Yes — most patients live a normal life with one kidney as long as the remaining kidney has reasonable function. We measure baseline kidney function before surgery (GFR) and predict post-op function based on the contribution of the kidney being removed. If the remaining kidney is reasonably healthy, you should not need dialysis. We avoid drugs that injure kidneys (NSAIDs, certain antibiotics, contrast dye when avoidable) and monitor function for the rest of your life.
Will my recovery be longer because of the nephrectomy?
Removing a kidney does not by itself add much to recovery — the kidney is taken with the rest of the en-bloc specimen and the operative time, blood loss, and recovery profile are driven by the overall operation rather than the kidney alone. The bigger drivers of recovery are the main resection (bowel, pancreas, sarcoma resection) and the patient's baseline reserve.

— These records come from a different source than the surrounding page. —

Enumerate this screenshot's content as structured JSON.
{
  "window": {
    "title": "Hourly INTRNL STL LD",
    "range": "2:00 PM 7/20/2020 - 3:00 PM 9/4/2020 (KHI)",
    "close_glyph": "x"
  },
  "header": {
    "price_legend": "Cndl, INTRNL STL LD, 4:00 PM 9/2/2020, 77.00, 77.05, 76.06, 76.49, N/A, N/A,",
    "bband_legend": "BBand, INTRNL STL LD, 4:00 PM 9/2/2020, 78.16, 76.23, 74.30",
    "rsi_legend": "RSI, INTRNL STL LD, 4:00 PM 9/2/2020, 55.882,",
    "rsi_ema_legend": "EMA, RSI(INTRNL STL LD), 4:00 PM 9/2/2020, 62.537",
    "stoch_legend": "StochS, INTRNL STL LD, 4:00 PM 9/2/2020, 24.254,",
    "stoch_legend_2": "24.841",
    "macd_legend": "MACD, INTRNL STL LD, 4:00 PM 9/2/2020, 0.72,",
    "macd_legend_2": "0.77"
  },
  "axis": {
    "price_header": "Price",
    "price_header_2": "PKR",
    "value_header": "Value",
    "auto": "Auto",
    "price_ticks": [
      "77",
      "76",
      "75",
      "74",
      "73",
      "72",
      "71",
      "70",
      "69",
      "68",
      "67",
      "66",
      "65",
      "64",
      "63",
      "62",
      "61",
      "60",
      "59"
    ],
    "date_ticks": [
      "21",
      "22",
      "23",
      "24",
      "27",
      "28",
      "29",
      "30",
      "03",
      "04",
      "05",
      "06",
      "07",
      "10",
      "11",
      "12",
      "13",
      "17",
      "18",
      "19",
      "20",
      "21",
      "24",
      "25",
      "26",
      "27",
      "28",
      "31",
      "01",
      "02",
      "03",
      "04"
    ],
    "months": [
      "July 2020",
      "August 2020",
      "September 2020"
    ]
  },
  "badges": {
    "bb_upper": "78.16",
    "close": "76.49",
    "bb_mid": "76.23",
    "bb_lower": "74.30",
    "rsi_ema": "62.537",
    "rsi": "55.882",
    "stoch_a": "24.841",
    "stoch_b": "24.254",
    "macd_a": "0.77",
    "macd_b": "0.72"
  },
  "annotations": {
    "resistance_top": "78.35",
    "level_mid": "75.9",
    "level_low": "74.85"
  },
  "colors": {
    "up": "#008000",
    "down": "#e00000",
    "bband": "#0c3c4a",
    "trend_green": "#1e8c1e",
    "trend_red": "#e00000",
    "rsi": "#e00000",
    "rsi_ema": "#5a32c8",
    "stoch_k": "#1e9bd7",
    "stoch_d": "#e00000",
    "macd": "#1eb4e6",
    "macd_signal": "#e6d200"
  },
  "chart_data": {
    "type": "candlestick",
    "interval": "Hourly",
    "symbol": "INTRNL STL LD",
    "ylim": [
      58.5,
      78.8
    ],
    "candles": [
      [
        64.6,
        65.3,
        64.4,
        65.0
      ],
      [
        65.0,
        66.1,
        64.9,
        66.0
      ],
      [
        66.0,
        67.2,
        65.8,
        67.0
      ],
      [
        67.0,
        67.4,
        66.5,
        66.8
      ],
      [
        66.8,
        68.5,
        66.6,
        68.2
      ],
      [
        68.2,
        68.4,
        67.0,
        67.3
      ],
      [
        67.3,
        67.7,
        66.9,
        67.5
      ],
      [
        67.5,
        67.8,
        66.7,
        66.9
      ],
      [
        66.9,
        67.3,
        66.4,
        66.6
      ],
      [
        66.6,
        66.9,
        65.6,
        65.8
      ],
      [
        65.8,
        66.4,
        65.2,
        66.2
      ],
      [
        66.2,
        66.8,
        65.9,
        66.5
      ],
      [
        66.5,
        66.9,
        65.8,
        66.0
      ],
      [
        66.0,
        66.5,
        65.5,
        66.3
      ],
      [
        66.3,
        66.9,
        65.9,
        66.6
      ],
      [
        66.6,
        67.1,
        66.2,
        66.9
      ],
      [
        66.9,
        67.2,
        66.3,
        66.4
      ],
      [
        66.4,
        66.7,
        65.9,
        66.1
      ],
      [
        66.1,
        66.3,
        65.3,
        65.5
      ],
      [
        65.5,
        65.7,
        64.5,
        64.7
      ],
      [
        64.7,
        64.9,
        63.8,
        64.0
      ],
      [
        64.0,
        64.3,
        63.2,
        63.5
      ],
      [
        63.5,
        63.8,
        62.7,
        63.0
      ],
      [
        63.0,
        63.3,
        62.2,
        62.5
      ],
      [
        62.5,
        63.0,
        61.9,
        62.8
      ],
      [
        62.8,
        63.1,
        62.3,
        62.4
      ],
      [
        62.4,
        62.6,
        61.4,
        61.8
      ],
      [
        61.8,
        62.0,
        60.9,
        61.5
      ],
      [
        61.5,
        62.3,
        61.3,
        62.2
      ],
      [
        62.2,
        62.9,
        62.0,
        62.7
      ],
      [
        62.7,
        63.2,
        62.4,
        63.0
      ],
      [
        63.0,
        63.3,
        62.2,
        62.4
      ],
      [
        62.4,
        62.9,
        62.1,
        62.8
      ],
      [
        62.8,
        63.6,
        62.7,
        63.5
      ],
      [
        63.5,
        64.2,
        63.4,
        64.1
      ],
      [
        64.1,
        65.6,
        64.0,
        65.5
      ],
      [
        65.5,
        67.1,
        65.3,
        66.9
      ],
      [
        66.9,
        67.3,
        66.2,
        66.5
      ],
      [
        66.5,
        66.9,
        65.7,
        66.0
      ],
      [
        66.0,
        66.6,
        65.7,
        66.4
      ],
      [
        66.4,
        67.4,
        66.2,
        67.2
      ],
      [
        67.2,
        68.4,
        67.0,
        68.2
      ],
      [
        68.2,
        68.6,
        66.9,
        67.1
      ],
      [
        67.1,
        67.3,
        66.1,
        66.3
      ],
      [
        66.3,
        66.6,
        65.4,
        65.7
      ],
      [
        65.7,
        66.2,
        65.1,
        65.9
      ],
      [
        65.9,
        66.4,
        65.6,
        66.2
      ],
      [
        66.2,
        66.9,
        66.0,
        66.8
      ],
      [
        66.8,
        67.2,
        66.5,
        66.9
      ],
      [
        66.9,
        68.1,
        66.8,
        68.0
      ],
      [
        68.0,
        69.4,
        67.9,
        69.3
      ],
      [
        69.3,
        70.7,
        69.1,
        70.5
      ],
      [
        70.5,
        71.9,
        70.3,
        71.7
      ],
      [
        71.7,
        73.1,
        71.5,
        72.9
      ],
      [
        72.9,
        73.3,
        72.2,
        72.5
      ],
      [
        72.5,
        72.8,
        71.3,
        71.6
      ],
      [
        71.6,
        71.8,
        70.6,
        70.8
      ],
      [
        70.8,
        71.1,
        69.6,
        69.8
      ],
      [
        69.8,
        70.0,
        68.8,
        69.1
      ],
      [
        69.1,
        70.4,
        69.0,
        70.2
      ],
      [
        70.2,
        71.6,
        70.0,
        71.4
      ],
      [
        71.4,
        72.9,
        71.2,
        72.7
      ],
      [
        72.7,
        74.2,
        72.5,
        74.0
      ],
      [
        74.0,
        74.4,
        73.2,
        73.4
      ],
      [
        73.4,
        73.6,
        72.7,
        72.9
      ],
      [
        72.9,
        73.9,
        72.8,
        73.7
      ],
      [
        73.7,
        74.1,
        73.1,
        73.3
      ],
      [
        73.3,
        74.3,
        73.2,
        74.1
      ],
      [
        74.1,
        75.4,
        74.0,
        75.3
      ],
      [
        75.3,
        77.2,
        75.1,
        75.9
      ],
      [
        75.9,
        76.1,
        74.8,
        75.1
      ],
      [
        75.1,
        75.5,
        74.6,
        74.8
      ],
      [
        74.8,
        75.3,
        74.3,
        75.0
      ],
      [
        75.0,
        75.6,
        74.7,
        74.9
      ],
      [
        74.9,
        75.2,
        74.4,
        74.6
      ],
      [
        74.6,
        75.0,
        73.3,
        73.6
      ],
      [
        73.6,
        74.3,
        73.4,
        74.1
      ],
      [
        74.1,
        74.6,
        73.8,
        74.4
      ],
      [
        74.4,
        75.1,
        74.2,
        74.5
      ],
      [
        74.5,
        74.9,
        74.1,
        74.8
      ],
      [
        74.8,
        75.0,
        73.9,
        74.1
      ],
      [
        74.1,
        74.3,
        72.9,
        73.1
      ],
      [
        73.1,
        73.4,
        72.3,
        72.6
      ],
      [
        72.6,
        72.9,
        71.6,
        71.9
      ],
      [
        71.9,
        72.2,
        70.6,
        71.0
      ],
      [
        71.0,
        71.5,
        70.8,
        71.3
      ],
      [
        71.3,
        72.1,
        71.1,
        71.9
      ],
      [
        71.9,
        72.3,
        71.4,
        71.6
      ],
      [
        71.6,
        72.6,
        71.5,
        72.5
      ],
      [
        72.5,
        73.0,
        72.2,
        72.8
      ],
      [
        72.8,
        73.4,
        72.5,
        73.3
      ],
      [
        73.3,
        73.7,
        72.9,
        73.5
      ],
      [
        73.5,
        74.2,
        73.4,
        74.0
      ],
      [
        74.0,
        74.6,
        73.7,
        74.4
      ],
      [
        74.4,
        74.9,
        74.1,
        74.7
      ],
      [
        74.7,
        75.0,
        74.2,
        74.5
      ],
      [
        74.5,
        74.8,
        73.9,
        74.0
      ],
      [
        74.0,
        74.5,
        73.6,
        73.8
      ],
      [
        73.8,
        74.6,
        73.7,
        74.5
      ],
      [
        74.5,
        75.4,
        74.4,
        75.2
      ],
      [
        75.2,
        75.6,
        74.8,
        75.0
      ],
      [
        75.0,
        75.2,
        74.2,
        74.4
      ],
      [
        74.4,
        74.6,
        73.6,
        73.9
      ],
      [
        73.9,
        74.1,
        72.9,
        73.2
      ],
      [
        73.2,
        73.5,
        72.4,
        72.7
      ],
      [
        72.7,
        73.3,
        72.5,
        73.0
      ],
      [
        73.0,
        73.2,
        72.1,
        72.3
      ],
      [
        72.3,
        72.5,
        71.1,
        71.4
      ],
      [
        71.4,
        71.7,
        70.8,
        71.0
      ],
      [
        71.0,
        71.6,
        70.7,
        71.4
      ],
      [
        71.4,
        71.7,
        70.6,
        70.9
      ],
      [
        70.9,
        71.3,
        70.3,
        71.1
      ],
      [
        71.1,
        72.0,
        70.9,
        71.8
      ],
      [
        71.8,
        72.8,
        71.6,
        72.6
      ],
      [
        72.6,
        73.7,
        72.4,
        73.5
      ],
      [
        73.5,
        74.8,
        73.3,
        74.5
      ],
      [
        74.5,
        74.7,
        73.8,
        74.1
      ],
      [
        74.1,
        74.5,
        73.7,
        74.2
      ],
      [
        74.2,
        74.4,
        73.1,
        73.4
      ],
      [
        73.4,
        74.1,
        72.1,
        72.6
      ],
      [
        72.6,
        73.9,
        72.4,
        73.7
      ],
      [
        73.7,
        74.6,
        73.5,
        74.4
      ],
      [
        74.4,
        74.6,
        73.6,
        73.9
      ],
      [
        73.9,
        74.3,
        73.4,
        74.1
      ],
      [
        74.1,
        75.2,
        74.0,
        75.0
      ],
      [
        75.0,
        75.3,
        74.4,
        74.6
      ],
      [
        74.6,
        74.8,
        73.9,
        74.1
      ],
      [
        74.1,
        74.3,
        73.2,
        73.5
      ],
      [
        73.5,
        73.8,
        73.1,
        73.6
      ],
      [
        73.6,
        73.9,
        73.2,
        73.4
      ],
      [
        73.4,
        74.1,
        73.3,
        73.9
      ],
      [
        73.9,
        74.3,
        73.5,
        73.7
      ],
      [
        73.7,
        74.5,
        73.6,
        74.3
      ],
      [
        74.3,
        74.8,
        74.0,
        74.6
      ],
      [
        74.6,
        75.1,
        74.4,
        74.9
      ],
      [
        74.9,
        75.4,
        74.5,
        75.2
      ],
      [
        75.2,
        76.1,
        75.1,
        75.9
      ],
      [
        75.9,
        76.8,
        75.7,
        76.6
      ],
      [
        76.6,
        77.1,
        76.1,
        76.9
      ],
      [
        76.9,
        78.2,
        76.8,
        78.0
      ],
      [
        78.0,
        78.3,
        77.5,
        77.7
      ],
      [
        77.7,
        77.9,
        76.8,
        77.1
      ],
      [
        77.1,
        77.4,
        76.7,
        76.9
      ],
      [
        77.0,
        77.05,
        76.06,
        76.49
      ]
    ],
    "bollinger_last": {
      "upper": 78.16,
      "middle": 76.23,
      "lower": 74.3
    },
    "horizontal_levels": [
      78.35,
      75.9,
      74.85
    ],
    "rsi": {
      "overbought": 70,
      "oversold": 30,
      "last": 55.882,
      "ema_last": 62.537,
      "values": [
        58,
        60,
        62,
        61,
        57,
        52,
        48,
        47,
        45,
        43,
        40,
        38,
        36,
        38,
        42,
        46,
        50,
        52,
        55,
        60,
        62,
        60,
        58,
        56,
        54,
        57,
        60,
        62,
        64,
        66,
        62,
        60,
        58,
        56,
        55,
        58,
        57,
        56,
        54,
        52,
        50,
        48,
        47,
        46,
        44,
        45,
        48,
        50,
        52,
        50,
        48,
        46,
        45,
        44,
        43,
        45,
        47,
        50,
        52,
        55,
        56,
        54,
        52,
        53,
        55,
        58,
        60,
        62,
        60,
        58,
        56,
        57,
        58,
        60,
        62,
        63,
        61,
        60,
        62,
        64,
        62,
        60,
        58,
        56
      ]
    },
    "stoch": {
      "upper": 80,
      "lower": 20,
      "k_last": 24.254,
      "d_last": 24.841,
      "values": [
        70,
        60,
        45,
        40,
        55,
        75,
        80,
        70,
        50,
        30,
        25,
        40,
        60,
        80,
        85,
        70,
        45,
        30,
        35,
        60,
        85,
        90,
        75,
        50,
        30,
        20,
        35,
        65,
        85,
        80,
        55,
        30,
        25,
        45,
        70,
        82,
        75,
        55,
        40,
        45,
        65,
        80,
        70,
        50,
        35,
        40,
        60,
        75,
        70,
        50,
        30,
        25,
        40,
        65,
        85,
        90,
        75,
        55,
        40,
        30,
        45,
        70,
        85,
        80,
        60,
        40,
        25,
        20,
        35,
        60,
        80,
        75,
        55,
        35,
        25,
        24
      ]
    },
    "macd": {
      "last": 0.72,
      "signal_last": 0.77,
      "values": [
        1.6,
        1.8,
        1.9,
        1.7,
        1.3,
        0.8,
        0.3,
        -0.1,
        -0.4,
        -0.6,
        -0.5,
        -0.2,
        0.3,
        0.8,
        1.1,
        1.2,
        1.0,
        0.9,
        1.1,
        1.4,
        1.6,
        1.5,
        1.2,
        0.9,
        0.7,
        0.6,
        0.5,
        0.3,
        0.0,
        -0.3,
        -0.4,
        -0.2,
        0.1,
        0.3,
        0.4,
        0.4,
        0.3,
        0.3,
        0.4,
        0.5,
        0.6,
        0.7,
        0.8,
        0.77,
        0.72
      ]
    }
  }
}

What are the risks specific to nephrectomy?
Beyond the risks of any major abdominal operation, nephrectomy-specific risks include kidney function decline, the rare need for dialysis if the remaining kidney is also compromised, hemorrhage from the renal vessels at the time of division, and ureteral injury on the opposite side (we identify and protect both ureters during the case). When the kidney is removed for retroperitoneal sarcoma or other adjacent disease, the risk picture is dominated by the main resection.
Will I need to see a kidney doctor after surgery?
We monitor kidney function after surgery and at every follow-up visit. If your remaining kidney function is normal or near-normal, no specialist is needed beyond our follow-up and your primary care physician. If function is reduced, or if you have other risk factors (diabetes, hypertension), we refer you to a nephrologist. We always send referrals when there is any concern.